Security for UN personnel in Iraq, from weapons inspectors to guards, has been a growing problem. A few weeks ago three UN guards discovered a bomb under their car, apparently attached at an Iraqi government checkpoint.

Baghdad disclaims responsibility for all such incidents but says its citizens resent the UN's "double standard" and its "iniquitous" resolutions. UN officials say most citizen reaction is carefully orchestrated.

"It's not a question of what the public thinks of the UN but of what the government thinks," says one UN source.

Thomas Weiss, associate director of the Thomas J. Watson Jr. Institute for International Studies at Brown University, says such perceptions are important and calls the UN relief action in Iraq "assertive" humanitarianism. In his view the allied coalition and the UN would be in a far stronger position if their relief efforts were spread throughout Iraq rather than just in "pockets" that coincide with government opposition forces. Baghdad charges bias

"The Iraqi government's point of view is that humanitarian relief looks distinctly like the coalition's definition of it when Kurds and Shiites receive a lot more attention than people in the rest of Iraq under government control," Mr. Weiss says.

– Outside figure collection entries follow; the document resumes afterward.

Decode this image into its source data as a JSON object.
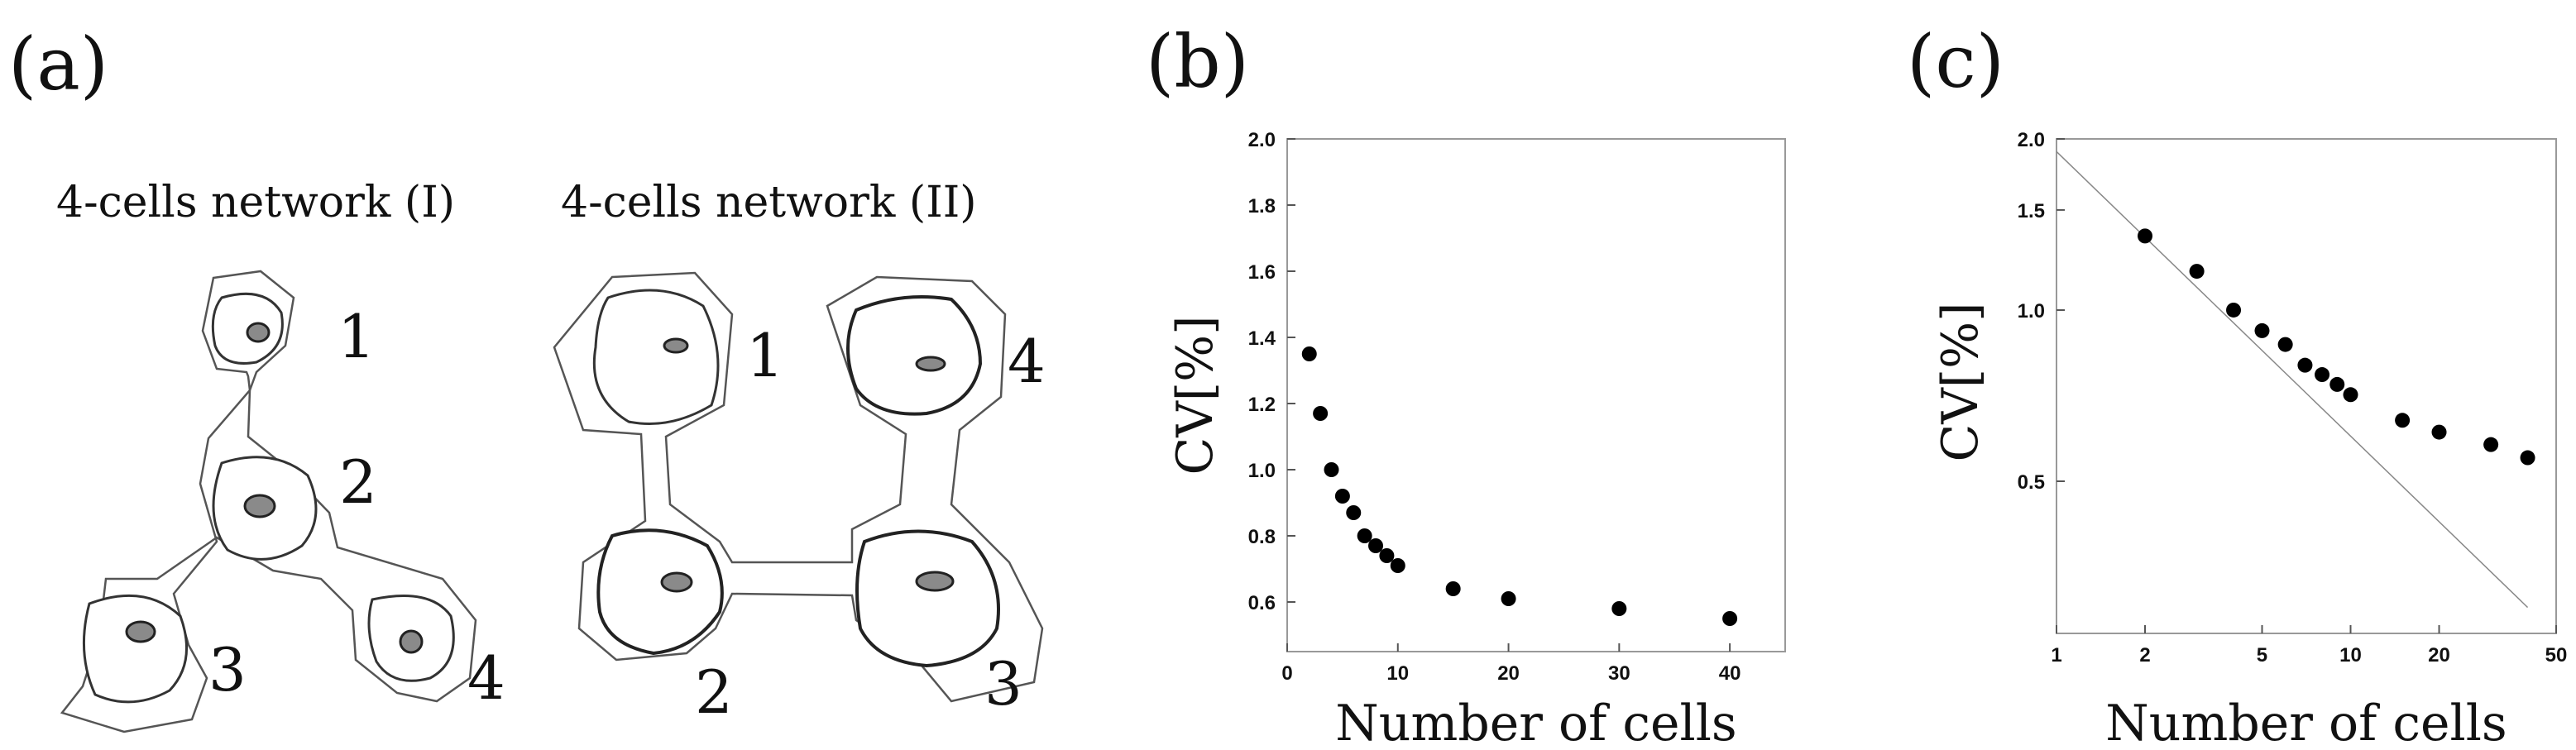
{
  "panel_a": {
    "label": "(a)",
    "network1": {
      "title": "4-cells network (I)",
      "cells": [
        "1",
        "2",
        "3",
        "4"
      ]
    },
    "network2": {
      "title": "4-cells network (II)",
      "cells": [
        "1",
        "2",
        "3",
        "4"
      ]
    }
  },
  "chart_data": [
    {
      "panel": "(b)",
      "type": "scatter",
      "xlabel": "Number of cells",
      "ylabel": "CV[%]",
      "xlim": [
        0,
        45
      ],
      "ylim": [
        0.45,
        2.0
      ],
      "xticks": [
        0,
        10,
        20,
        30,
        40
      ],
      "xtick_labels": [
        "0",
        "10",
        "20",
        "30",
        "40"
      ],
      "yticks": [
        0.6,
        0.8,
        1.0,
        1.2,
        1.4,
        1.6,
        1.8,
        2.0
      ],
      "ytick_labels": [
        "0.6",
        "0.8",
        "1.0",
        "1.2",
        "1.4",
        "1.6",
        "1.8",
        "2.0"
      ],
      "x": [
        2,
        3,
        4,
        5,
        6,
        7,
        8,
        9,
        10,
        15,
        20,
        30,
        40
      ],
      "y": [
        1.35,
        1.17,
        1.0,
        0.92,
        0.87,
        0.8,
        0.77,
        0.74,
        0.71,
        0.64,
        0.61,
        0.58,
        0.55
      ]
    },
    {
      "panel": "(c)",
      "type": "scatter",
      "scale": "log-log",
      "xlabel": "Number of cells",
      "ylabel": "CV[%]",
      "xlim": [
        1,
        50
      ],
      "ylim": [
        0.27,
        2.0
      ],
      "xticks": [
        1,
        2,
        5,
        10,
        20,
        50
      ],
      "xtick_labels": [
        "1",
        "2",
        "5",
        "10",
        "20",
        "50"
      ],
      "yticks": [
        0.5,
        1.0,
        1.5,
        2.0
      ],
      "ytick_labels": [
        "0.5",
        "1.0",
        "1.5",
        "2.0"
      ],
      "x": [
        2,
        3,
        4,
        5,
        6,
        7,
        8,
        9,
        10,
        15,
        20,
        30,
        40
      ],
      "y": [
        1.35,
        1.17,
        1.0,
        0.92,
        0.87,
        0.8,
        0.77,
        0.74,
        0.71,
        0.64,
        0.61,
        0.58,
        0.55
      ],
      "reference_line": {
        "x": [
          1,
          40
        ],
        "y": [
          1.9,
          0.3
        ],
        "label": ""
      }
    }
  ]
}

The UN Security Council approved economic sanctions against Iraq two years ago, endorsed military action after the invasion of Kuwait, and set rigorous cease-fire terms, enforceable under Chapter 7 of the UN Charter.

The humanitarian aid program in Iraq has a much looser base in a separate Council resolution of April 1991 that urges Iraq to stop oppressing its citizens and permit relief efforts. The ensuing agreement, which expired June 30, was reached not by the Council but by Baghdad and an envoy of the UN secretary-general. "At that time Iraq wasn't in a position to argue much," notes one UN source.

Iraqi officials held five sets of talks in Baghdad during mid-August with Jan Eliasson, head of the UN's new Department of Humanitarian Affairs. Iraq wanted to replace UN guards with Baghdad security guarantees and to shut UN field offices and a UN radio communications network. The UN wants to keep the network, the field offices, and 500 guards.

Just as the talks began, newspaper reports surfaced of the plan, later announced by the US, Britain, and France, to bar Iraqi planes from the Shiite marshlands of southern Iraq. Iraqi officials who insist they were ready to negotiate an agreement point to the "no fly" zone and the continuing UN embargo as key reasons for their reluctance to renew the aid accord. Some UN sources say Iraq was ready to ditch the renewal effort anyway.

"They want the UN out," says one UN official.

Iraq ordered the eight UN guards and a relief worker then posted in the South to move back to Baghdad for their own safety. Only 117 UN guards, virtually all in the northern Kurdish region, and 100 relief workers from various agencies remain in Iraq.

Mr. Eliasson insists that the UN relief program there is "grinding to a halt" as visas expire. "It's a very weak program and growing weaker," he says. UN pushes forward

Still, the Security Council, in a Sept. 2 statement read by Council President Jose Ayala Lasso of Ecuador, directed the UN secretary-general to "use all the resources at his disposal" to continue relief efforts. "The Council urges Iraq in the strongest possible terms to cooperate with the UN," he said.

Without guarantees of access and safety, few relief workers are expected to stay on. Gualtiero Fulcheri, the Baghdad-based coordinator for Eliasson's office, is on a fact-finding trip in Iraq's northern Kurdish region to see how aid might be delivered in the absence of an agreement.